When I last visited Aidan Corcoran and Bola Okunade in London back in May, we left the various meetings we organized there with a decidedly more cautious outlook for the global economy, Europe in particular (see our note Thoughts From the Road, May 2022). While we are again trimming our growth forecasts and raising our inflation outlook, our changes are now more modest than in the past. More importantly, though, to us is that the sentiment of investors, companies and markets has – without question – ‘caught down’ to the realities that Europe is now facing heading into the fall, leaving us in a much more balanced position to consider the trade-offs between weak fundamentals relative to cheaper prices.
EXHIBIT 1
For the Eurozone, We Further Cut Our Real GDP Expectation for 2023
No doubt, Europe faces a long list of headwinds (e.g., Mario Draghi’s resignation, record U.K. inflation, the ‘weaponization’ of Nord Stream I, ECB hikes, etc.). Inflation is raging across both the U.K. and the Continent, driven by an energy crisis that likely exceeds that of the 1970s. However, the universal bearishness we encountered discounts a lot of these headwinds, which gives us confidence to now lean into dislocated opportunities.

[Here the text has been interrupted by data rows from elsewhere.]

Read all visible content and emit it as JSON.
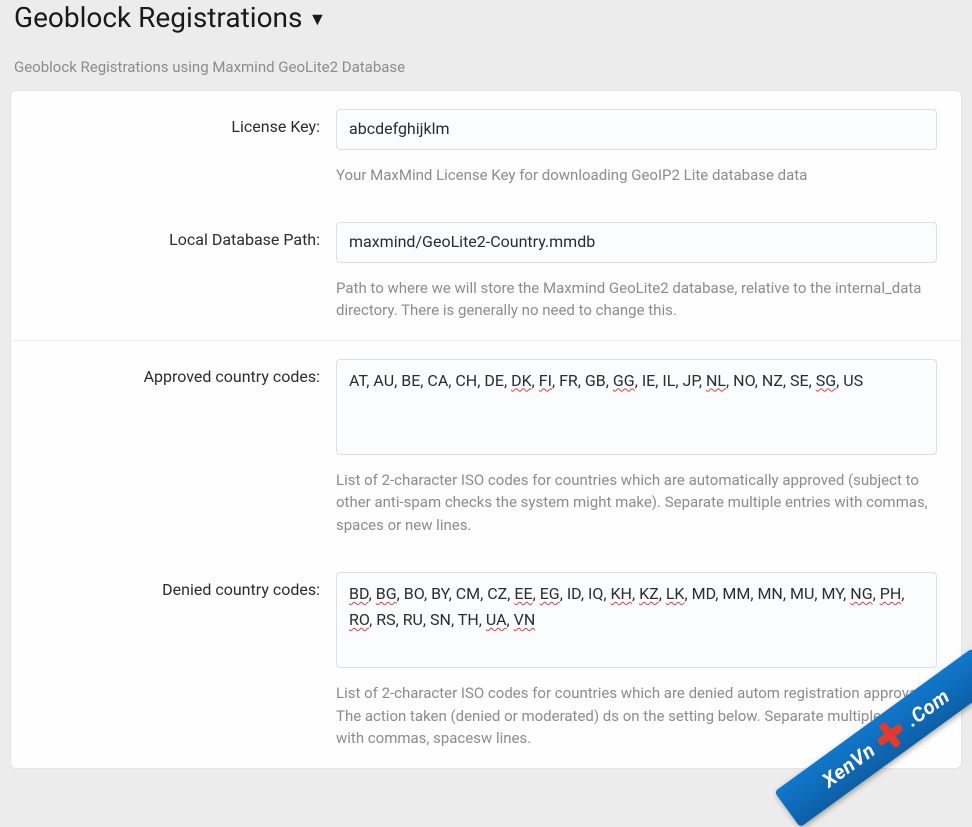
{
  "header": {
    "title": "Geoblock Registrations",
    "subtitle": "Geoblock Registrations using Maxmind GeoLite2 Database"
  },
  "fields": {
    "license": {
      "label": "License Key:",
      "value": "abcdefghijklm",
      "help": "Your MaxMind License Key for downloading GeoIP2 Lite database data"
    },
    "dbpath": {
      "label": "Local Database Path:",
      "value": "maxmind/GeoLite2-Country.mmdb",
      "help": "Path to where we will store the Maxmind GeoLite2 database, relative to the internal_data directory. There is generally no need to change this."
    },
    "approved": {
      "label": "Approved country codes:",
      "codes": [
        {
          "t": "AT"
        },
        {
          "t": "AU"
        },
        {
          "t": "BE"
        },
        {
          "t": "CA"
        },
        {
          "t": "CH"
        },
        {
          "t": "DE"
        },
        {
          "t": "DK",
          "sp": true
        },
        {
          "t": "FI",
          "sp": true
        },
        {
          "t": "FR"
        },
        {
          "t": "GB"
        },
        {
          "t": "GG",
          "sp": true
        },
        {
          "t": "IE"
        },
        {
          "t": "IL"
        },
        {
          "t": "JP"
        },
        {
          "t": "NL",
          "sp": true
        },
        {
          "t": "NO"
        },
        {
          "t": "NZ"
        },
        {
          "t": "SE"
        },
        {
          "t": "SG",
          "sp": true
        },
        {
          "t": "US"
        }
      ],
      "help": "List of 2-character ISO codes for countries which are automatically approved (subject to other anti-spam checks the system might make). Separate multiple entries with commas, spaces or new lines."
    },
    "denied": {
      "label": "Denied country codes:",
      "codes": [
        {
          "t": "BD",
          "sp": true
        },
        {
          "t": "BG",
          "sp": true
        },
        {
          "t": "BO"
        },
        {
          "t": "BY"
        },
        {
          "t": "CM"
        },
        {
          "t": "CZ"
        },
        {
          "t": "EE",
          "sp": true
        },
        {
          "t": "EG",
          "sp": true
        },
        {
          "t": "ID"
        },
        {
          "t": "IQ"
        },
        {
          "t": "KH",
          "sp": true
        },
        {
          "t": "KZ",
          "sp": true
        },
        {
          "t": "LK",
          "sp": true
        },
        {
          "t": "MD"
        },
        {
          "t": "MM"
        },
        {
          "t": " MN"
        },
        {
          "t": "MU"
        },
        {
          "t": "MY"
        },
        {
          "t": "NG",
          "sp": true
        },
        {
          "t": "PH",
          "sp": true
        },
        {
          "t": "RO",
          "sp": true
        },
        {
          "t": "RS"
        },
        {
          "t": "RU"
        },
        {
          "t": "SN"
        },
        {
          "t": "TH"
        },
        {
          "t": "UA",
          "sp": true
        },
        {
          "t": "VN",
          "sp": true
        }
      ],
      "help_parts": [
        "List of 2-character ISO codes for countries which are denied autom",
        " registration approval. The action taken (denied or moderated) d",
        "s on the setting below. Separate multiple entries with commas, spaces",
        "w lines."
      ]
    }
  },
  "watermark": {
    "text_a": "XenVn",
    "text_b": ".Com"
  }
}
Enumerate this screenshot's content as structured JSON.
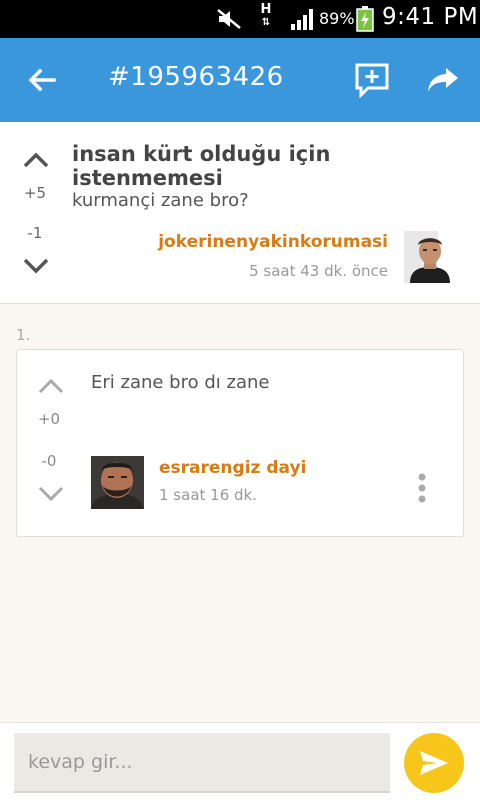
{
  "status_bar": {
    "network_type": "H",
    "battery_percent": "89%",
    "time": "9:41 PM",
    "icons": [
      "mute-icon",
      "network-h-icon",
      "signal-icon",
      "battery-charging-icon"
    ]
  },
  "action_bar": {
    "title": "#195963426",
    "icons": [
      "back-arrow-icon",
      "add-comment-icon",
      "share-icon"
    ],
    "color": "#3a97dc"
  },
  "post": {
    "title": "insan kürt olduğu için istenmemesi",
    "body": "kurmançi zane bro?",
    "score_plus": "+5",
    "score_minus": "-1",
    "author": "jokerinenyakinkorumasi",
    "time": "5 saat 43 dk. önce",
    "author_color": "#d77b14"
  },
  "comments": [
    {
      "index": "1.",
      "body": "Eri zane bro dı zane",
      "score_plus": "+0",
      "score_minus": "-0",
      "author": "esrarengiz dayi",
      "time": "1 saat 16 dk."
    }
  ],
  "reply": {
    "placeholder": "kevap gir...",
    "send_icon": "send-icon",
    "send_color": "#f7c61b"
  }
}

Indeed, if investing success is capitalizing on a variant perception relative to the consensus, as we believe it is, the surprise might be that Europe does not fully sink into the abyss by 2023. To be sure, we fully agree it is premature to ‘call the bottom’ before ISMs reach their floor (Exhibit 4), but I do know that sentiment today in Europe feels about as bad as it did in 2011 when I joined KKR. This is especially noteworthy, as my introduction to the firm coincided with the Greek debt crisis, when there were real questions about whether the Eurozone could hold itself together amidst material spread widening across most sovereign bonds and bank debt in Europe. Ultimately, that time period proved to be a good investing period for many investors, including KKR. Our deal teams avoided the noise and focused on long-term investment themes whose growth rates and business models ultimately overpowered a macro environment that proved to be extremely choppy for a prolonged period.
EXHIBIT 2
The Russian Invasion of Ukraine Has Destabilized European Gas Prices
EXHIBIT 3
Surging Natural Gas Prices Are Further Confirming Our Recession Models’ Cautious Tone
Importantly, we also know that markets bottom before earnings. One can see this in Exhibit 5. So, where should one look for opportunity? Credit fixed income issuance in Europe is now essentially shut down (Exhibit 11), a backdrop that will soon drive increased demand for private capital. Meanwhile, many stocks are down 20-30% in the public markets (and private market sellers are beginning to appreciate that the world has indeed changed). At the same time, mega themes like automation/digitalization, the security of everything, and the energy transition are all gaining, not losing, momentum. So, our call remains that now is not the time to run, but it is the time to walk (see Walk, Don’t Run, June 2022).